Quelles étaient vos attentes en venant au Burkina Faso pour assumer vos fonctions de diplomate ?
C’est de continuer ce que mes prédécesseurs ont fait. Il s’agit de relations historiques qui ne cessent d’être développées entre deux peuples, deux pays. J’attends donc de pouvoir contribuer, notamment dans le domaine de la santé ; pas seulement développer les hôpitaux régionaux, mais aussi pour la formation des médecins. Nous sommes très contents de voir que les Cubains qui sont venus ici ont pu aider le Burkina et aussi renforcer leurs expériences. De plus, nous voudrions appuyer le domaine sportif.
Le sport est devenu une tradition que Castro à instaurer à Cuba. Nous avons aussi octroyé des bourses à des jeunes burkinabè. Nous ne pouvons pas donner de l’argent parce que nous sommes un pays pas très riche ; et en plus, nous sommes soumis à un blocus. Mais nous partageons ce que nous avons dans le domaine humain : la santé, l’éducation, le sport. Nous avons des projets pour appuyer aussi la culture et la coopération interparlementaire. Je sais que le président de l’Assemblée nationale de Cuba a envoyé une invitation au président de l’Assemblée nationale burkinabè pour visiter Cuba.

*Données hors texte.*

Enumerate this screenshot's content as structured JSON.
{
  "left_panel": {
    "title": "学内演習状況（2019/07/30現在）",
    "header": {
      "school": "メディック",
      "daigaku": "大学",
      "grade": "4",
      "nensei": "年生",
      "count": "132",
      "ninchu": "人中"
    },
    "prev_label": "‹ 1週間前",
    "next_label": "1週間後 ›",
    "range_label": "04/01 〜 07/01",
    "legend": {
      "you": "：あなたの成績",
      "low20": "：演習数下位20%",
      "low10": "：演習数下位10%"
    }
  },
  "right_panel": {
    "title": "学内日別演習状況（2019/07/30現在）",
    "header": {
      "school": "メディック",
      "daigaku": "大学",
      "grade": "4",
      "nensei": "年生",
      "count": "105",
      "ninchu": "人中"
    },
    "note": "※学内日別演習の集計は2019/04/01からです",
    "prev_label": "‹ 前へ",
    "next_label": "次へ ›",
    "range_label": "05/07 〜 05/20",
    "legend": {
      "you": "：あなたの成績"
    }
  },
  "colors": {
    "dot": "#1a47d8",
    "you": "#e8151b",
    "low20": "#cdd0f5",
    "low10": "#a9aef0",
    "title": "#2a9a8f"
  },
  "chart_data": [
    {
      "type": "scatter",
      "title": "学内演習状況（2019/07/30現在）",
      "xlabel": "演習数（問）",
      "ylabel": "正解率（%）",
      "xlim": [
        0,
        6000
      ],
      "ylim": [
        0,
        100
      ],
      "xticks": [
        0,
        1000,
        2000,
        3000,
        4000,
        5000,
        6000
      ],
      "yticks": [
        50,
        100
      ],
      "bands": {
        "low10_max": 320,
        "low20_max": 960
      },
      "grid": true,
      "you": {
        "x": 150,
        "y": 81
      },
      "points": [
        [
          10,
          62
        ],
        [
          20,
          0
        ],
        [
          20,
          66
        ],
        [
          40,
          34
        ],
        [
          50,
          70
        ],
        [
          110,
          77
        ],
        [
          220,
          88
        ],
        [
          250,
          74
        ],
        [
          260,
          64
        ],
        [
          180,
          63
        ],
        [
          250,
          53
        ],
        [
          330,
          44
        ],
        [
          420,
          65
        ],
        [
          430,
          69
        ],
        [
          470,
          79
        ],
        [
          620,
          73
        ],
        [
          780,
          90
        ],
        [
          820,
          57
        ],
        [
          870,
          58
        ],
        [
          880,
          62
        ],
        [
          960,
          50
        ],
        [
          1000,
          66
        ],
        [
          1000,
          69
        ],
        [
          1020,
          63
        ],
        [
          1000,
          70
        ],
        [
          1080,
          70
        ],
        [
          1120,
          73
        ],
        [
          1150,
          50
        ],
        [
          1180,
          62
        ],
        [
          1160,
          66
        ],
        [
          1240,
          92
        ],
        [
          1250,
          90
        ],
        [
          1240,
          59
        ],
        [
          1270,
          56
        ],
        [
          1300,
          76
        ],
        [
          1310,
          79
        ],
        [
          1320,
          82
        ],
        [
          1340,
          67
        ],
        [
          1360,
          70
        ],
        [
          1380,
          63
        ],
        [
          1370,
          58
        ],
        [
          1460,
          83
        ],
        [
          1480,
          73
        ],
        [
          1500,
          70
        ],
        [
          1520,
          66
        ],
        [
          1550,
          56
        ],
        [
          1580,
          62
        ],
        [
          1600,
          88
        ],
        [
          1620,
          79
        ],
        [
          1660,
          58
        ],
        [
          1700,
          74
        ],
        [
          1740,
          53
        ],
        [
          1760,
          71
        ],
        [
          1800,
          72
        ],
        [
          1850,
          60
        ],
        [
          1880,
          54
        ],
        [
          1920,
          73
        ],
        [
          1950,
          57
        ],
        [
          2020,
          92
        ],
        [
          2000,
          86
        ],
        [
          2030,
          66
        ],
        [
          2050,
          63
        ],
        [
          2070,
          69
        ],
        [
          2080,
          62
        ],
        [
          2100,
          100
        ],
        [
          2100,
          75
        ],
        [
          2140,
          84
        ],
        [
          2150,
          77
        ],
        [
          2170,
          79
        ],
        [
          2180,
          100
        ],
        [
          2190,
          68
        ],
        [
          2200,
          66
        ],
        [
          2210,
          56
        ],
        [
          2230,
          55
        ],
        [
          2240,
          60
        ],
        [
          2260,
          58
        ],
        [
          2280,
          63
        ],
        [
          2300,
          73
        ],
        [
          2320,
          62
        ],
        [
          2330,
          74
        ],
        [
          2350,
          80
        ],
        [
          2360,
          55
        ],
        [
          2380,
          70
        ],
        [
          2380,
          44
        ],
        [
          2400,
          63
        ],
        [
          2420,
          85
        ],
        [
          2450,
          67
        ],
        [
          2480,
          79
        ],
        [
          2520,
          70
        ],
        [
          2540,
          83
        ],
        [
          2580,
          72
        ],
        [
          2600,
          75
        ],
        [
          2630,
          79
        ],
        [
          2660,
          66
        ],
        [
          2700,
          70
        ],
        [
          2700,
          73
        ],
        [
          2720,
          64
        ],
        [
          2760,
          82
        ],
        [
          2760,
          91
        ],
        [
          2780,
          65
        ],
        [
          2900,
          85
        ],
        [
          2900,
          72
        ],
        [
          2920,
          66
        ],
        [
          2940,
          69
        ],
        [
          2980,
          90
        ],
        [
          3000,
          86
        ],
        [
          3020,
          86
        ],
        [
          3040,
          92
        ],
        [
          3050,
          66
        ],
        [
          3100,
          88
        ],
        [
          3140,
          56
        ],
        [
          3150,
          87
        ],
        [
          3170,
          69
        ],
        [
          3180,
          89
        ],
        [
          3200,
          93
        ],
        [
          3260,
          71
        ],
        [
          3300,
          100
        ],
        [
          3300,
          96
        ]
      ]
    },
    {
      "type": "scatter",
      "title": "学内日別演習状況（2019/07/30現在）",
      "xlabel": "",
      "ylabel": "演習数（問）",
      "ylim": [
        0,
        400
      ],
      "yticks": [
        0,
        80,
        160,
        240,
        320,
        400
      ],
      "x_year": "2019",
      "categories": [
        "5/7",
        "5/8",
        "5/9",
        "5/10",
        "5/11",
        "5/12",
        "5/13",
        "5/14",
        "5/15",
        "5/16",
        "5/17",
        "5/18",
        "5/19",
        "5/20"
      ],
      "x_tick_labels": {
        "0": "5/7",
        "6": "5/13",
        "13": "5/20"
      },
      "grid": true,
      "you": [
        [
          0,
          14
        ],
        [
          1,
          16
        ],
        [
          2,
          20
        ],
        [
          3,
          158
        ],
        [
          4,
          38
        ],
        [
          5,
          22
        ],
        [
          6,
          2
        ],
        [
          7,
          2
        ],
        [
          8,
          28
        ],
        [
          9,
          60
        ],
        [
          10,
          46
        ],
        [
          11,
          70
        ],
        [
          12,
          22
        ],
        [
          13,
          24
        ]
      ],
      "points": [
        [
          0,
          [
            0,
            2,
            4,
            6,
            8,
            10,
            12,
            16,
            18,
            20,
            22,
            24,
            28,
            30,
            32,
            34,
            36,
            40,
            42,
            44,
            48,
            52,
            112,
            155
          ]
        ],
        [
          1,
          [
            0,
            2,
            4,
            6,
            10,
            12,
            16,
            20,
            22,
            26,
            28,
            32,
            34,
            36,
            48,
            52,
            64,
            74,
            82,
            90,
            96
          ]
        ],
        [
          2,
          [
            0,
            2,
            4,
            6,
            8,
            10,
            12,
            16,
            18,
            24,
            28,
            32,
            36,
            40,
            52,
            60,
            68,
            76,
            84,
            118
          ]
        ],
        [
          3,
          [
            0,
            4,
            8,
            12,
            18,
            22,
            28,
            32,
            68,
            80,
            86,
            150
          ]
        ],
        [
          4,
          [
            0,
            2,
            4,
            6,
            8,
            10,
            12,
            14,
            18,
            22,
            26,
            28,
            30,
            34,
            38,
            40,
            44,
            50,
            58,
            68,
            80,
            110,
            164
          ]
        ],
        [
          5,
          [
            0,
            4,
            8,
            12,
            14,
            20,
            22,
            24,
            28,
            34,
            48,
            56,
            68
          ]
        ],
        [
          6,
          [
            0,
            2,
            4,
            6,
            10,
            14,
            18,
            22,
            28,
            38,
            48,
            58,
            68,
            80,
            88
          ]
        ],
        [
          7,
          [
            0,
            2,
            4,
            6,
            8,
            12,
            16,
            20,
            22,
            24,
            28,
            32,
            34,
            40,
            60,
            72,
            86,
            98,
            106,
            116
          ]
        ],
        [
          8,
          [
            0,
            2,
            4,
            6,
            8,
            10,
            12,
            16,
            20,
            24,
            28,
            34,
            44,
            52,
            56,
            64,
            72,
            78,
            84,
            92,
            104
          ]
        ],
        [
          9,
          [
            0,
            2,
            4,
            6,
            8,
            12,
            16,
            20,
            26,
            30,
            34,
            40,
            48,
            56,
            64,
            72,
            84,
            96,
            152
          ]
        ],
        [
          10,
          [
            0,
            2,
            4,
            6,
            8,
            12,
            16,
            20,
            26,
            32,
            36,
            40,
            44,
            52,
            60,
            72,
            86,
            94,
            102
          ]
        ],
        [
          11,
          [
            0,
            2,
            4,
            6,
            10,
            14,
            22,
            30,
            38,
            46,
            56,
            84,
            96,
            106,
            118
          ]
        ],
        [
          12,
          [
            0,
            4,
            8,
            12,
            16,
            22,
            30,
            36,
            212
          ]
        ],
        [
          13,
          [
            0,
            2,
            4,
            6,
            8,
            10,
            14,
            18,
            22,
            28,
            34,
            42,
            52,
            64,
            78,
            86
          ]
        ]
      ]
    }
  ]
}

Ce sera le lieu pour développer pas seulement la coopération parlementaire, mais aussi la coopération dans d’autres domaines au bénéfice des deux pays. Nous voudrions apporter plus de soutien au Burkina Faso, surtout financier, mais le blocus imposé par les Etats-Unis contre Cuba depuis 1962 affecte notre capacité économique, commerciale et financière.
Les dernières mesures imposées par l’administration étasunienne enferment Cuba dans un carcan financier, en imposant des mécanismes de surveillance et contrôle aux activités bancaires internationales de Cuba et, depuis quelques années, en infligeant des amendes de plusieurs millions de dollars aux banques étrangères.
Que vous reste-t-il en mémoire quand on évoque la coopération entre Cuba et le Burkina Faso au temps de l’amitié entre Thomas Sankara et Fidel Castro, entre 1983-1987 ?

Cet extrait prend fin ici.